I was watching a movie and loved the words that said "but it is the shadows that truly define us. There where there is no light."

Luckily my recent fall into the Darkness did not last.  However during this time I had to be in action, be in the doing, doing things that bring me Joy.  I had to keep moving, even just doing small things.  I could have just stayed in bed and yet getting up and doing a few things that I wrote on a list was the key for me.  The list and doing of a list brought me into a positive mindset.  And once I was out of the hole I still felt it close by to me.  There were tears.  It was tough in hospital.  And so once I felt strong enough physically I asked to come home.  It was time to take a step to get closer to the light.    

Being in the Darkness, with the threat of Darkness looming, taught me so much about the importance of Joy and the importance of seeking Joy and enjoying Joy.  Knowing my Joy Starters, what brings me Joy is the key to my happiness and knowing what my family need too is also key for me.

As I get so close to the magic number of 100 I realise that there is so much that brings me Joy and if I focus on bringing these Joyful moments into my life each day I am guaranteed happiness.  Of course knowing what does not bring me Joy is also critical for me.  Knowing what makes me anxious or upset or angry and working on strategies is key for me too.  

The journey of Joy, my goal of 100 posts about Joy is almost achieved and yet at the end of the posts I will take the time for a final post to really reflect on what I have learnt and what I can do to live a Joyful life and bring Joy to my children too.

I think I need a post about what does not bring joy - the Disrupters plus a post about what brings my family Joy, when they are the happiest - not sure what I will call this post - Knowing, Understanding, Keys.

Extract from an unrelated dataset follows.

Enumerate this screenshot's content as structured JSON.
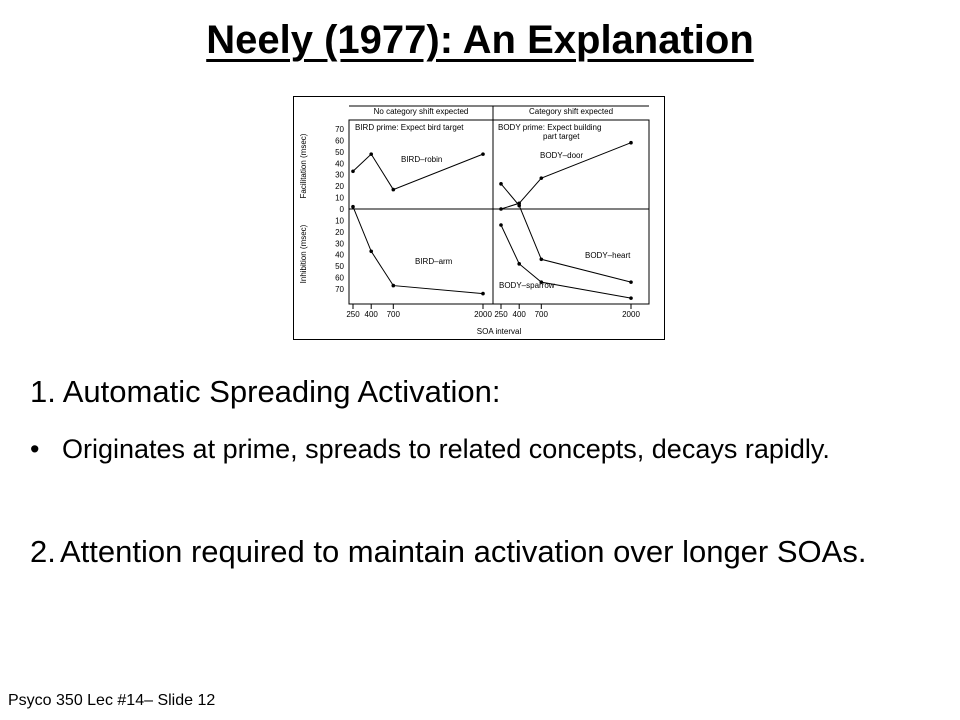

I feel most Grateful that I feel myself now, that I have escaped the black hole, the Darkness.  I am most Grateful that my positive self is still alive and well, adjusting to the new me.  I am missing late nights writing and watching Netflix, me time.  I need to go to bed earlier now as I wake up through the morning feeling hot as part of the new reality of me.  And yet Sleep brings me Joy, knowing I am looking after myself and choosing health as a priority.   

I choose the light.  And yet I know that Darkness will come again, perhaps not in the form of a black hole, yet definitely in times of life's downs and tragedies, the unexpected that knocks us over.  I think knowing what brings Joy and setting this Intention not just for a year or 100 posts, yet for my life, for the life of my family is key for us, is most important for us, will keep us happy and well.